Dimanche, c'est le jour d'aller à l'église, n'est-ce pas ? Sauf si, bien sûr, on a mieux à faire : le match de foot du petit, préparer le pic-nic du jour, aller faire les courses de la semaine, ou tout simplement aller au bistro, celui qui justement est en face de l'église. C'est un peu comme si on était à l'église, n'est-ce pas  ? Après tout, des dimanche, il y en a une bonne cinquantaine par an, et (sauf pour ceux qui seront au labeur ces jours là) ils sont tous fériés. Alors, si on ne va pas à l'Eglise ce dimanche, on ira dimanche prochain, ou celui d'après.

On a tellement de dimanches dans l'année, qu'il en perd sa richesse, sa saveur. Enfin, c'est le cas pour nous et pour beaucoup d'autres, mais pas nécessairement pour tous les chrétiens du monde.

J'écoutais, l'autre jour, une émission sur les "Syriaques orthodoxes de Jérusalem", ces chrétiens "jacobites" qui ont fui la région du Tour Abdin dans les années 1920 suite aux persécutions anti-chrétiennes pour s'agglomérer  autours de Jérusalem où ils avaient un centre de pèlerinage. Une communauté en exil[1] s'est donc constituée, qui existe encore aujourd'hui, à l'identité religieuse bien marquée, bien spécifique. Pourtant, allez à leur église, un dimanche matin... c'est presque désert ; vingt ou trente personnes tout au plus, pour un groupe de plusieurs milliers de membres.
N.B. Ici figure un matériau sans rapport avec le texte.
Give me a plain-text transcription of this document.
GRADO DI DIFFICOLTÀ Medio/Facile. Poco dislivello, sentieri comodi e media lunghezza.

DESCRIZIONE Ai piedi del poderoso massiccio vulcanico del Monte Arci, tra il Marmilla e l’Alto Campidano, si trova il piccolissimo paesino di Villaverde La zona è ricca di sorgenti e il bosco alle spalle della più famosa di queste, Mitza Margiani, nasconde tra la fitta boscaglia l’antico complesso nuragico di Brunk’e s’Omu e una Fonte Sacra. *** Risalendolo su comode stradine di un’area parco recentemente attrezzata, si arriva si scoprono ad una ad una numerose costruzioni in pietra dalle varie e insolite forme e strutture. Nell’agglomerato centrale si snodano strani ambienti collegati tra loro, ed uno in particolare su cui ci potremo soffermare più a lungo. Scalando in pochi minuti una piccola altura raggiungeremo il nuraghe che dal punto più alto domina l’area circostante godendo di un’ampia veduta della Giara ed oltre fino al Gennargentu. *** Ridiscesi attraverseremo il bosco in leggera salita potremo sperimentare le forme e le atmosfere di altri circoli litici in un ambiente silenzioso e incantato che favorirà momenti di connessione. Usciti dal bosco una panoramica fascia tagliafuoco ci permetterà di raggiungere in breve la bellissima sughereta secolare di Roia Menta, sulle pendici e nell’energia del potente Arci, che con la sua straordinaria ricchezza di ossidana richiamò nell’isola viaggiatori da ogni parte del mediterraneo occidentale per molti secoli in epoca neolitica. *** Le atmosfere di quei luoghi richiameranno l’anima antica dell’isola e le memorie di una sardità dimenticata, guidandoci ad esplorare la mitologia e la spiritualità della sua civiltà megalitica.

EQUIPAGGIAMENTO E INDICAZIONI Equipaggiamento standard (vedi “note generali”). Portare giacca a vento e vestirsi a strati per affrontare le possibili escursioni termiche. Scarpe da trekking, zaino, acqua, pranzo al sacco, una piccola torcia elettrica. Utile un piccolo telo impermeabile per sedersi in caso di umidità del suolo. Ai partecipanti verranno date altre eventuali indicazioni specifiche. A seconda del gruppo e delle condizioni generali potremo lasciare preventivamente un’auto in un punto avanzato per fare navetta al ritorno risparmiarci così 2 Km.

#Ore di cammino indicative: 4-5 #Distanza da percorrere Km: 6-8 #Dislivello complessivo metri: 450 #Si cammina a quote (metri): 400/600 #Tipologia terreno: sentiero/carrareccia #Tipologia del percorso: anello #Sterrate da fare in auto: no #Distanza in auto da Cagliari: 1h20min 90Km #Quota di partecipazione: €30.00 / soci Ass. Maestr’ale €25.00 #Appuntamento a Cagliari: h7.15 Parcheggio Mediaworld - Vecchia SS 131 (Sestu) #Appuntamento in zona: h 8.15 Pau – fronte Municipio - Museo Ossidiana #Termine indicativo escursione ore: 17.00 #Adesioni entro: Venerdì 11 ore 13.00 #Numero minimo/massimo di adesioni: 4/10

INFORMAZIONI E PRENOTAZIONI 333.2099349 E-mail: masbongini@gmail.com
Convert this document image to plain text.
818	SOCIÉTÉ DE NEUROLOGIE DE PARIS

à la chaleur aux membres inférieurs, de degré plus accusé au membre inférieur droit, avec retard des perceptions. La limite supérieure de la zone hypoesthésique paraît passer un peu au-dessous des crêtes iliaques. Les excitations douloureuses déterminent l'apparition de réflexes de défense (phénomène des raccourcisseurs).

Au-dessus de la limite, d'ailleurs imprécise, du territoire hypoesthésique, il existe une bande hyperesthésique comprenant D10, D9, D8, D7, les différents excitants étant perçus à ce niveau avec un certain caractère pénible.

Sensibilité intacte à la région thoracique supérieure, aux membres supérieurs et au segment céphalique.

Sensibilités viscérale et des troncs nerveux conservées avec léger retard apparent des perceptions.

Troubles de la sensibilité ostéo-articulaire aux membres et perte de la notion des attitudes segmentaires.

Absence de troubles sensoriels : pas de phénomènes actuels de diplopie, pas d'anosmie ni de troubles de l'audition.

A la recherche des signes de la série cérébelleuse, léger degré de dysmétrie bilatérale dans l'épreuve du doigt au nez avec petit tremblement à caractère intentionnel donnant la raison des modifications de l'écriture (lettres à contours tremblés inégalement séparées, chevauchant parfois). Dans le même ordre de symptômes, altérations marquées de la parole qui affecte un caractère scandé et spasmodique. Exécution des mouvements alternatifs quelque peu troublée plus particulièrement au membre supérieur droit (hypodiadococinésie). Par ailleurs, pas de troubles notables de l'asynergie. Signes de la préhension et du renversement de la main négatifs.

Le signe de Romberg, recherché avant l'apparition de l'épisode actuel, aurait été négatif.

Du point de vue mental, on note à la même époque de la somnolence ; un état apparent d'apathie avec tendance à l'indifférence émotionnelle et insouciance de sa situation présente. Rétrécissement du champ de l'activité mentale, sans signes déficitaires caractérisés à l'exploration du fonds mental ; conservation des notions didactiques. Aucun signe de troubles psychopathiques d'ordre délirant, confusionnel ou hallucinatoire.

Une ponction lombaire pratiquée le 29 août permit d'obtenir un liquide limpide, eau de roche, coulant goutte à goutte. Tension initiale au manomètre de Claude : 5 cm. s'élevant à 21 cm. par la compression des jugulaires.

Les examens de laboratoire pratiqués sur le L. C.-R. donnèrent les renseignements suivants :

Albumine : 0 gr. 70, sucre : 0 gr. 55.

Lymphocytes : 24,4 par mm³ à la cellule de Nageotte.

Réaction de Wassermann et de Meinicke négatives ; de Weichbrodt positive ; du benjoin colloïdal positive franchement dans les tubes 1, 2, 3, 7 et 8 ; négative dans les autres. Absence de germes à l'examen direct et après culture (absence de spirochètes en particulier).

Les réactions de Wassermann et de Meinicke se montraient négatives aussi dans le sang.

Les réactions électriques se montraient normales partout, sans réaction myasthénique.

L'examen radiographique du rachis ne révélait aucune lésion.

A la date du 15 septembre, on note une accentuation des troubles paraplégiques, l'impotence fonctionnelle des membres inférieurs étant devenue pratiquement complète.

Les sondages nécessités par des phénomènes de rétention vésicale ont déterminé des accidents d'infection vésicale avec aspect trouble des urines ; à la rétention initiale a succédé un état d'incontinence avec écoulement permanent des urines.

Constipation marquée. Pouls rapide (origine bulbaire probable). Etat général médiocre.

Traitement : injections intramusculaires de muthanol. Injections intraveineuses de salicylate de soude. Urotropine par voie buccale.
Ont-ils donc perdu la foi ? Ont-ils renié le Christ Sauveur ? Ont-ils rompu toute amarre d'avec leur identité d'origine ?

En fait, pas du tout. Mais en Israël, le dimanche est un jour de semaine comme un autre, un jour travaillé ; le jour férié, c'est shabbat, le samedi[2].

Et il n'y a pas que là : un certain nombre d'autres pays  ne font pas du dimanche une exception[3]; leur "week-end pouvant être "jeudi-Vendredi", ou Vendredi-Samedi", comme le montre cette carte.[4]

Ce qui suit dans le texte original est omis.